Décès du philosophe Bruno Latour, penseur de l’anthropocène

Il était tout à la fois sociologue, anthropologue et philosophe : Bruno Latour aura marqué par son enseignement et ses ouvrages presque tous les domaines du savoir. Décédé dans la nuit du 8 au 9 octobre à l’âge de 75 ans, celui que l’hebdomadaire allemand Die Zeit présente comme “l’un des grands innovateurs dans les sciences sociales” était surtout devenu un “penseur clé” de l’écologie et du changement climatique, selon la Süddeutsche Zeitung : “L’un des derniers philosophes qui, en tant que fondateur de sa propre école de pensée, a changé la vision du monde de nombreux étudiants et lecteurs.”
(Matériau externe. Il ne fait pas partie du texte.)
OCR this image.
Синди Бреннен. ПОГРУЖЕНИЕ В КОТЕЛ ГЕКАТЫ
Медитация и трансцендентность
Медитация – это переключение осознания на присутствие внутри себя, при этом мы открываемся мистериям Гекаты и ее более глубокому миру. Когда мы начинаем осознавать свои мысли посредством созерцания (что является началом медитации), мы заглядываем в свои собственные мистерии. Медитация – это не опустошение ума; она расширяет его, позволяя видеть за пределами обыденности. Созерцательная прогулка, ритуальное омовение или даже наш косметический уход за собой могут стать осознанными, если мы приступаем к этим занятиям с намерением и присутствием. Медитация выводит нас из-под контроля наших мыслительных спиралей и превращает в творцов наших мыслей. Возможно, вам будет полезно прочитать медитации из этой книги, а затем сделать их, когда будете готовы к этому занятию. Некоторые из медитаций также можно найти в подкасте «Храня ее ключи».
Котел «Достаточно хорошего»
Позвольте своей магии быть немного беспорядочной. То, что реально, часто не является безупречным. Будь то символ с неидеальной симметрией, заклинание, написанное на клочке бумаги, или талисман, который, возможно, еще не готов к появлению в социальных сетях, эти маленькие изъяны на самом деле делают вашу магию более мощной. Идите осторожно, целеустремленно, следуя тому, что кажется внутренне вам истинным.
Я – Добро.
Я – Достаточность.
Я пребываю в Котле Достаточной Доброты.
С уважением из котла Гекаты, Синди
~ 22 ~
D’abord sociologue des sciences et théoricien des “régimes de vérité”, Bruno Latour en était venu à plaider pour une relation radicalement nouvelle entre l’homme et la planète, explique le quotidien néerlandais NRC Handelsblad. “En survolant le Groenland, début 2017, il avait vu quelque chose d’inhabituel. Il était venu s’émerveiller devant la spectaculaire masse de glace, mais il lui a semblé que le Groenland voulait lui envoyer un message : la fonte des glaces avait pris une forme qui évoquait le célèbre tableau d’Edvard Munch intitulé ‘Le Cri’. Latour a voulu saisir son téléphone portable pour capturer cette image, mais il s’est soudain rendu compte que sa présence là-bas faisait partie du problème : c’était le CO2 émis par son avion qui faisait fondre la glace.”

“Le plus incompris des philosophes français”

Pour le journal néerlandais, Bruno Latour était un penseur remarquable surtout pour sa capacité à apporter constamment de nouvelles perspectives, “à faire basculer la réflexion existante sur les gens, la connaissance et la terre – et à le faire toujours avec beaucoup de verve”.

Dans les années 1990, Latour a pu faire figure de penseur controversé à la suite d’une série de livres dans lesquels il soutenait que les faits scientifiques devraient plutôt être considérés comme des produits de la science. En 2018, le New York Times le présentait encore comme un “penseur de la post-vérité” et comme “le plus célèbre et le plus incompris des philosophes français”. “Mais ces critiques n’ont pas empêché Latour de figurer bientôt parmi les penseurs les plus cités au monde, aux côtés de Michel Foucault ou même de Marx”, constate le NRC Handelsblad.